Differentiation of human monoblastic leukemia U937 cells induced by inhibitors of myosin light chain kinase and prevention of differentiation by granulocyte-macrophage colony-stimulating factor.

Inhibitors of protein kinase activities are useful for the study of intracellular signal transduction and some of these inhibitors are reported to induce differentiation of human leukemia cells. We examined effects of granulocyte-macrophage colony-stimulating factor (GM-CSF) in combination with several kinase inhibitors on differentiation of human leukemia U937 cells.
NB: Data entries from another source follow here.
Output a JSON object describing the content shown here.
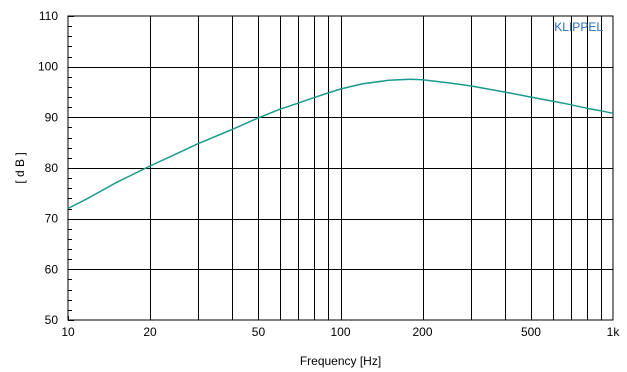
{
  "chart_data": {
    "type": "line",
    "title": "",
    "xlabel": "Frequency [Hz]",
    "ylabel": "[ d B ]",
    "xscale": "log",
    "xlim": [
      10,
      1000
    ],
    "ylim": [
      50,
      110
    ],
    "grid": true,
    "x_ticks": [
      10,
      20,
      50,
      100,
      200,
      500,
      1000
    ],
    "x_tick_labels": [
      "10",
      "20",
      "50",
      "100",
      "200",
      "500",
      "1k"
    ],
    "y_ticks": [
      50,
      60,
      70,
      80,
      90,
      100,
      110
    ],
    "y_tick_labels": [
      "50",
      "60",
      "70",
      "80",
      "90",
      "100",
      "110"
    ],
    "brand_label": "KLIPPEL",
    "colors": {
      "curve": "#1a9a8c",
      "brand": "#2b6cb0",
      "grid": "#000000"
    },
    "series": [
      {
        "x": [
          10,
          12,
          15,
          20,
          25,
          30,
          40,
          50,
          60,
          70,
          80,
          90,
          100,
          120,
          150,
          180,
          200,
          250,
          300,
          400,
          500,
          600,
          700,
          800,
          900,
          1000
        ],
        "y": [
          72.0,
          74.2,
          77.1,
          80.4,
          82.8,
          84.8,
          87.6,
          89.9,
          91.6,
          92.8,
          93.9,
          94.8,
          95.6,
          96.6,
          97.3,
          97.5,
          97.4,
          96.8,
          96.2,
          95.0,
          94.0,
          93.2,
          92.5,
          91.8,
          91.3,
          90.8
        ]
      }
    ]
  }
}
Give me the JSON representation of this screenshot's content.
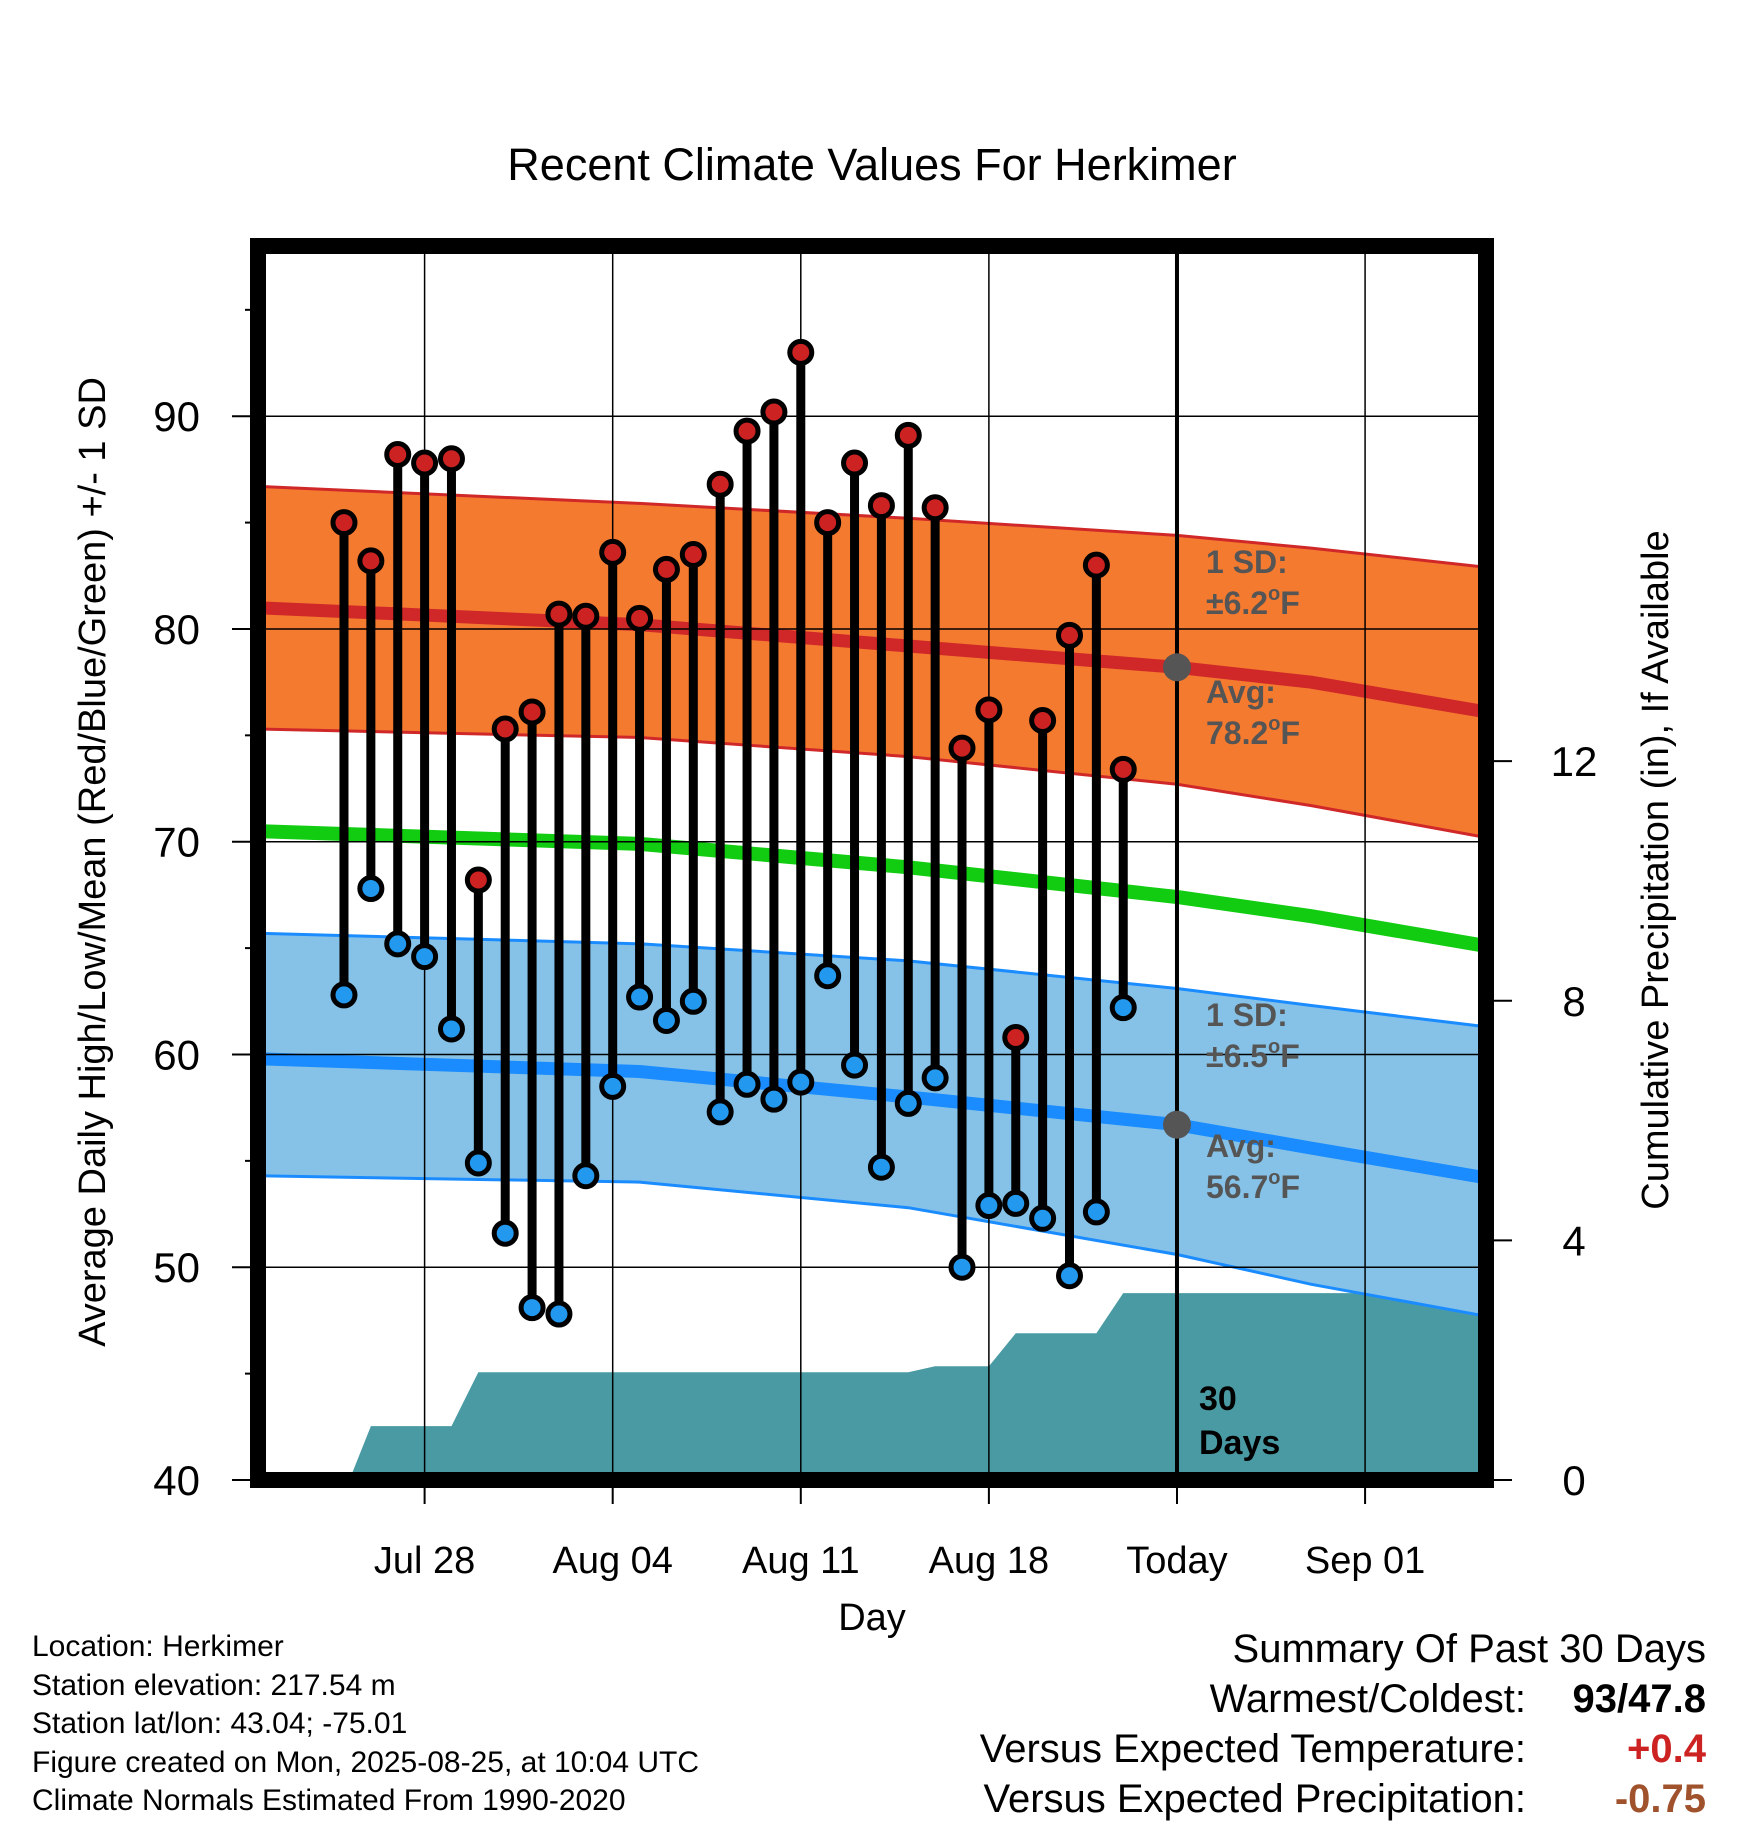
{
  "chart_data": {
    "type": "line",
    "title": "Recent Climate Values For Herkimer",
    "xlabel": "Day",
    "ylabel": "Average Daily High/Low/Mean (Red/Blue/Green) +/- 1 SD",
    "y2label": "Cumulative Precipitation (in), If Available",
    "ylim": [
      40,
      98
    ],
    "y2lim": [
      0,
      20.6
    ],
    "yticks": [
      40,
      50,
      60,
      70,
      80,
      90
    ],
    "y2ticks": [
      0,
      4,
      8,
      12
    ],
    "xrange_days": [
      -34.2,
      11.5
    ],
    "xticks": [
      {
        "day": -28,
        "label": "Jul 28"
      },
      {
        "day": -21,
        "label": "Aug 04"
      },
      {
        "day": -14,
        "label": "Aug 11"
      },
      {
        "day": -7,
        "label": "Aug 18"
      },
      {
        "day": 0,
        "label": "Today"
      },
      {
        "day": 7,
        "label": "Sep 01"
      }
    ],
    "today_label": "Today",
    "period_label": [
      "30",
      "Days"
    ],
    "normals": {
      "high_mean": {
        "x": [
          -34.2,
          -20,
          -10,
          0,
          5,
          11.5
        ],
        "y": [
          81.0,
          80.2,
          79.2,
          78.2,
          77.5,
          76.1
        ]
      },
      "high_band_upper": {
        "x": [
          -34.2,
          -20,
          -10,
          0,
          5,
          11.5
        ],
        "y": [
          86.7,
          85.9,
          85.2,
          84.4,
          83.8,
          82.9
        ]
      },
      "high_band_lower": {
        "x": [
          -34.2,
          -20,
          -10,
          0,
          5,
          11.5
        ],
        "y": [
          75.3,
          74.9,
          74.0,
          72.7,
          71.7,
          70.2
        ]
      },
      "mean": {
        "x": [
          -34.2,
          -20,
          -10,
          0,
          5,
          11.5
        ],
        "y": [
          70.5,
          69.9,
          68.8,
          67.4,
          66.5,
          65.1
        ]
      },
      "low_mean": {
        "x": [
          -34.2,
          -20,
          -10,
          0,
          5,
          11.5
        ],
        "y": [
          59.8,
          59.2,
          58.0,
          56.7,
          55.6,
          54.2
        ]
      },
      "low_band_upper": {
        "x": [
          -34.2,
          -20,
          -10,
          0,
          5,
          11.5
        ],
        "y": [
          65.7,
          65.2,
          64.4,
          63.1,
          62.3,
          61.3
        ]
      },
      "low_band_lower": {
        "x": [
          -34.2,
          -20,
          -10,
          0,
          5,
          11.5
        ],
        "y": [
          54.3,
          54.0,
          52.8,
          50.6,
          49.2,
          47.7
        ]
      }
    },
    "series": [
      {
        "name": "High",
        "color": "#cc2222",
        "x": [
          -31,
          -30,
          -29,
          -28,
          -27,
          -26,
          -25,
          -24,
          -23,
          -22,
          -21,
          -20,
          -19,
          -18,
          -17,
          -16,
          -15,
          -14,
          -13,
          -12,
          -11,
          -10,
          -9,
          -8,
          -7,
          -6,
          -5,
          -4,
          -3,
          -2,
          -1
        ],
        "values": [
          85.0,
          83.2,
          88.2,
          87.8,
          88.0,
          68.2,
          75.3,
          76.1,
          80.7,
          80.6,
          83.6,
          80.5,
          82.8,
          83.5,
          86.8,
          89.3,
          90.2,
          93.0,
          85.0,
          87.8,
          85.8,
          89.1,
          85.7,
          74.4,
          76.2,
          60.8,
          75.7,
          79.7,
          83.0,
          73.4,
          null
        ]
      },
      {
        "name": "Low",
        "color": "#2299ee",
        "x": [
          -31,
          -30,
          -29,
          -28,
          -27,
          -26,
          -25,
          -24,
          -23,
          -22,
          -21,
          -20,
          -19,
          -18,
          -17,
          -16,
          -15,
          -14,
          -13,
          -12,
          -11,
          -10,
          -9,
          -8,
          -7,
          -6,
          -5,
          -4,
          -3,
          -2,
          -1
        ],
        "values": [
          62.8,
          67.8,
          65.2,
          64.6,
          61.2,
          54.9,
          51.6,
          48.1,
          47.8,
          54.3,
          58.5,
          62.7,
          61.6,
          62.5,
          57.3,
          58.6,
          57.9,
          58.7,
          63.7,
          59.5,
          54.7,
          57.7,
          58.9,
          50.0,
          52.9,
          53.0,
          52.3,
          49.6,
          52.6,
          62.2,
          null
        ]
      },
      {
        "name": "Cumulative Precipitation",
        "color": "#4a9aa4",
        "x": [
          -30.8,
          -30,
          -27,
          -26,
          -25,
          -10,
          -9,
          -8,
          -7,
          -6,
          -5,
          -4,
          -3,
          -2,
          11.5
        ],
        "values": [
          0,
          0.9,
          0.9,
          1.8,
          1.8,
          1.8,
          1.9,
          1.9,
          1.9,
          2.45,
          2.45,
          2.45,
          2.45,
          3.12,
          3.12
        ]
      }
    ],
    "annotations": {
      "high_sd_label": [
        "1 SD:",
        "±6.2",
        "o",
        "F"
      ],
      "high_avg_label": [
        "Avg:",
        "78.2",
        "o",
        "F"
      ],
      "low_sd_label": [
        "1 SD:",
        "±6.5",
        "o",
        "F"
      ],
      "low_avg_label": [
        "Avg:",
        "56.7",
        "o",
        "F"
      ],
      "today_high_avg": 78.2,
      "today_low_avg": 56.7
    },
    "grid": true
  },
  "footer": {
    "location": "Location: Herkimer",
    "elevation": "Station elevation: 217.54 m",
    "latlon": "Station lat/lon: 43.04; -75.01",
    "created": "Figure created on Mon, 2025-08-25, at 10:04 UTC",
    "normals": "Climate Normals Estimated From 1990-2020"
  },
  "summary": {
    "title": "Summary Of Past 30 Days",
    "warmest_label": "Warmest/Coldest:",
    "warmest_value": "93/47.8",
    "temp_label": "Versus Expected Temperature:",
    "temp_value": "+0.4",
    "temp_color": "#cc2222",
    "precip_label": "Versus Expected Precipitation:",
    "precip_value": "-0.75",
    "precip_color": "#a0522d"
  },
  "colors": {
    "high_band": "#f47a30",
    "high_line": "#d02828",
    "mean_line": "#11cc11",
    "low_band": "#86c2e8",
    "low_line": "#1a8cff",
    "precip": "#4a9aa4",
    "avg_dot": "#555555",
    "annotation": "#555555"
  }
}
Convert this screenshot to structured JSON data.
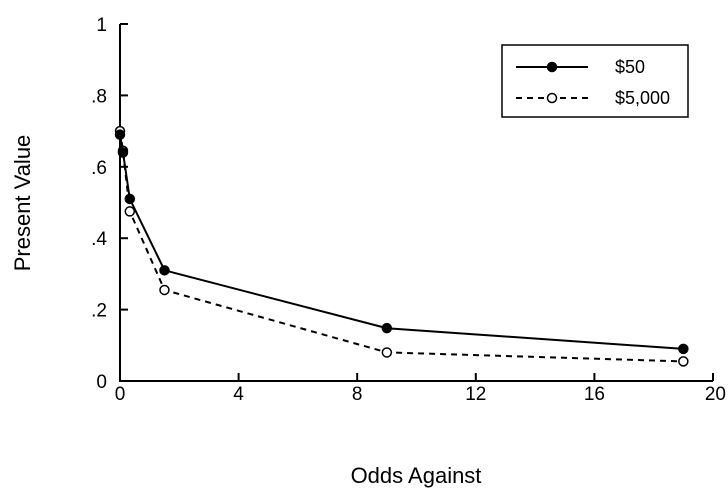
{
  "chart_data": {
    "type": "line",
    "title": "",
    "xlabel": "Odds Against",
    "ylabel": "Present Value",
    "xlim": [
      0,
      20
    ],
    "ylim": [
      0,
      1
    ],
    "x_ticks": [
      0,
      4,
      8,
      12,
      16,
      20
    ],
    "x_tick_labels": [
      "0",
      "4",
      "8",
      "12",
      "16",
      "20"
    ],
    "y_ticks": [
      0,
      0.2,
      0.4,
      0.6,
      0.8,
      1
    ],
    "y_tick_labels": [
      "0",
      ".2",
      ".4",
      ".6",
      ".8",
      "1"
    ],
    "grid": false,
    "legend_position": "top-right",
    "series": [
      {
        "name": "$50",
        "marker": "filled-circle",
        "line_style": "solid",
        "color": "#000000",
        "points": [
          {
            "x": 0.0,
            "y": 0.69
          },
          {
            "x": 0.1,
            "y": 0.64
          },
          {
            "x": 0.33,
            "y": 0.51
          },
          {
            "x": 1.5,
            "y": 0.31
          },
          {
            "x": 9.0,
            "y": 0.148
          },
          {
            "x": 19.0,
            "y": 0.09
          }
        ]
      },
      {
        "name": "$5,000",
        "marker": "open-circle",
        "line_style": "dashed",
        "color": "#000000",
        "points": [
          {
            "x": 0.0,
            "y": 0.7
          },
          {
            "x": 0.1,
            "y": 0.645
          },
          {
            "x": 0.33,
            "y": 0.475
          },
          {
            "x": 1.5,
            "y": 0.255
          },
          {
            "x": 9.0,
            "y": 0.08
          },
          {
            "x": 19.0,
            "y": 0.055
          }
        ]
      }
    ]
  }
}
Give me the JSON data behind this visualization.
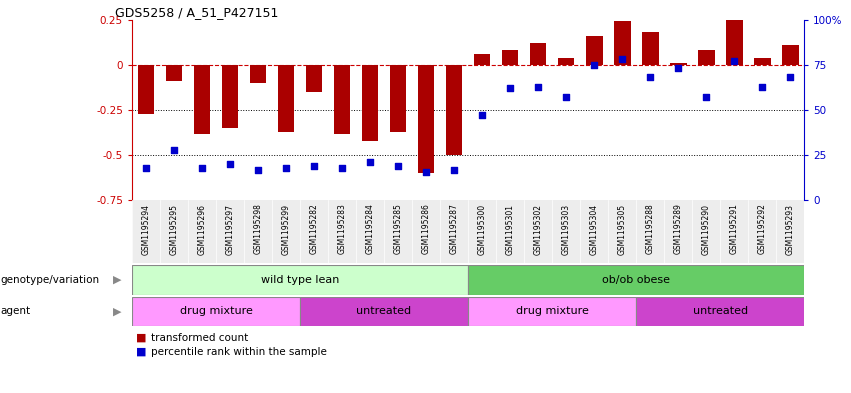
{
  "title": "GDS5258 / A_51_P427151",
  "samples": [
    "GSM1195294",
    "GSM1195295",
    "GSM1195296",
    "GSM1195297",
    "GSM1195298",
    "GSM1195299",
    "GSM1195282",
    "GSM1195283",
    "GSM1195284",
    "GSM1195285",
    "GSM1195286",
    "GSM1195287",
    "GSM1195300",
    "GSM1195301",
    "GSM1195302",
    "GSM1195303",
    "GSM1195304",
    "GSM1195305",
    "GSM1195288",
    "GSM1195289",
    "GSM1195290",
    "GSM1195291",
    "GSM1195292",
    "GSM1195293"
  ],
  "bar_values": [
    -0.27,
    -0.09,
    -0.38,
    -0.35,
    -0.1,
    -0.37,
    -0.15,
    -0.38,
    -0.42,
    -0.37,
    -0.6,
    -0.5,
    0.06,
    0.08,
    0.12,
    0.04,
    0.16,
    0.24,
    0.18,
    0.01,
    0.08,
    0.25,
    0.04,
    0.11
  ],
  "percentile_values": [
    18,
    28,
    18,
    20,
    17,
    18,
    19,
    18,
    21,
    19,
    16,
    17,
    47,
    62,
    63,
    57,
    75,
    78,
    68,
    73,
    57,
    77,
    63,
    68
  ],
  "bar_color": "#aa0000",
  "dot_color": "#0000cc",
  "hline_color": "#cc0000",
  "ylim": [
    -0.75,
    0.25
  ],
  "yticks_left": [
    -0.75,
    -0.5,
    -0.25,
    0,
    0.25
  ],
  "yticks_right": [
    0,
    25,
    50,
    75,
    100
  ],
  "genotype_groups": [
    {
      "label": "wild type lean",
      "start": 0,
      "end": 11,
      "color": "#ccffcc"
    },
    {
      "label": "ob/ob obese",
      "start": 12,
      "end": 23,
      "color": "#66cc66"
    }
  ],
  "agent_groups": [
    {
      "label": "drug mixture",
      "start": 0,
      "end": 5,
      "color": "#ff99ff"
    },
    {
      "label": "untreated",
      "start": 6,
      "end": 11,
      "color": "#cc44cc"
    },
    {
      "label": "drug mixture",
      "start": 12,
      "end": 17,
      "color": "#ff99ff"
    },
    {
      "label": "untreated",
      "start": 18,
      "end": 23,
      "color": "#cc44cc"
    }
  ],
  "legend_label_bar": "transformed count",
  "legend_label_dot": "percentile rank within the sample"
}
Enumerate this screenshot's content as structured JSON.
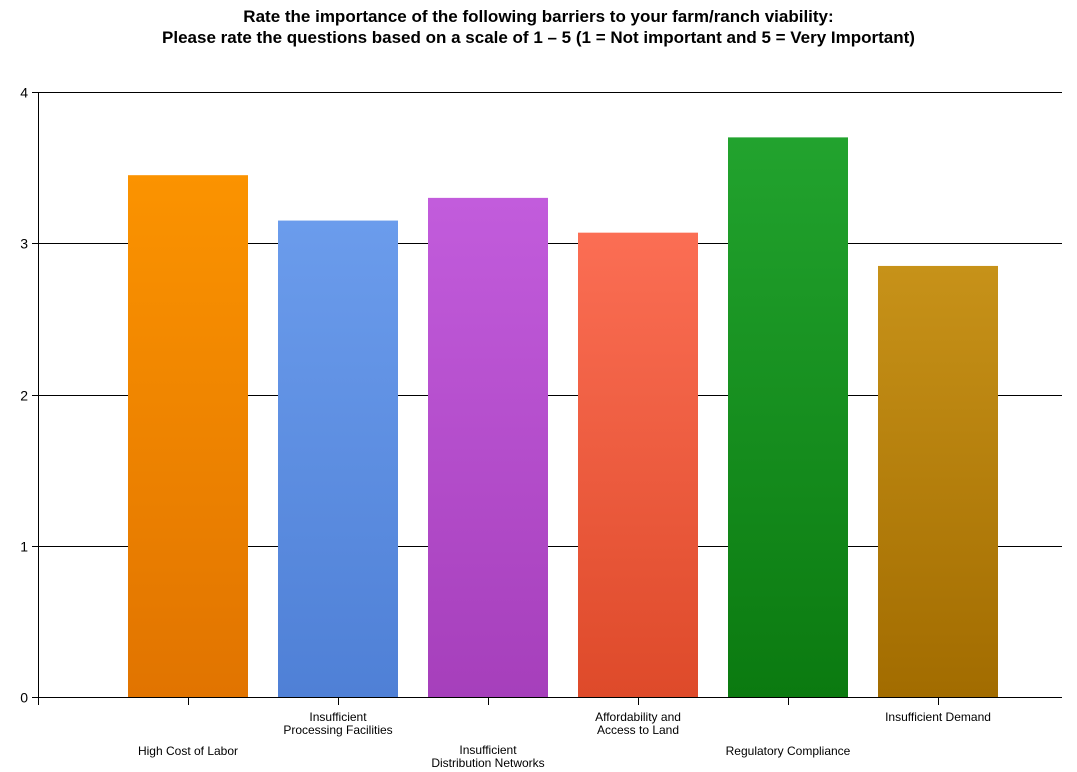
{
  "chart_data": {
    "type": "bar",
    "title": "Rate the importance of the following barriers to your farm/ranch viability:",
    "subtitle": "Please rate the questions based on a scale of 1 – 5 (1 = Not important and 5 = Very Important)",
    "xlabel": "",
    "ylabel": "",
    "ylim": [
      0,
      4
    ],
    "yticks": [
      0,
      1,
      2,
      3,
      4
    ],
    "grid": true,
    "categories": [
      {
        "lines": [
          "High Cost of Labor"
        ],
        "row": "low"
      },
      {
        "lines": [
          "Insufficient",
          "Processing Facilities"
        ],
        "row": "high"
      },
      {
        "lines": [
          "Insufficient",
          "Distribution Networks"
        ],
        "row": "low"
      },
      {
        "lines": [
          "Affordability and",
          "Access to Land"
        ],
        "row": "high"
      },
      {
        "lines": [
          "Regulatory Compliance"
        ],
        "row": "low"
      },
      {
        "lines": [
          "Insufficient Demand"
        ],
        "row": "high"
      }
    ],
    "values": [
      3.45,
      3.15,
      3.3,
      3.07,
      3.7,
      2.85
    ],
    "colors": [
      {
        "top": "#fb9300",
        "bottom": "#e17400"
      },
      {
        "top": "#6b9cec",
        "bottom": "#4f80d6"
      },
      {
        "top": "#c25cdc",
        "bottom": "#a63fbb"
      },
      {
        "top": "#fb6e54",
        "bottom": "#de4a2a"
      },
      {
        "top": "#22a32e",
        "bottom": "#0b7a10"
      },
      {
        "top": "#c79219",
        "bottom": "#a26c00"
      }
    ]
  }
}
Nitroblue tetrazolium (NBT)-reducing activity, a typical marker of myelomonocytic differentiation, of U937 cells was induced by genistein and GM-CSF enhanced this activity. GM-CSF also induced the NBT-reducing activity of the cells in combination with 2,5-dihydroxycinnamic acid methyl ester, psi-tectorigenin and staurosporine, although each of them did not induce the activity. Inhibitors of myosin light chain kinase, 1-(5-chloronaphthalene-1-sulfonyl)-1H-hexahydro-1,4-diazepine hydrochloride (ML-9) and 1-(5-iodonaphthalene-1-sulfonyl)-1H-hexahydro-1,4-diazepine hydrochloride (ML-7), induced in U937 cells NBT-reduction, and lysozyme and alpha-naphthyl acetate esterase activities. GM-CSF inhibited this differentiation and counteracted the anti-proliferation effect of the kinase inhibitors. These results suggest that some protein kinases are involved in differentiation of U937 cells and the kinases inhibited by ML-9 and ML-7 are associated with signal transduction of GM-CSF.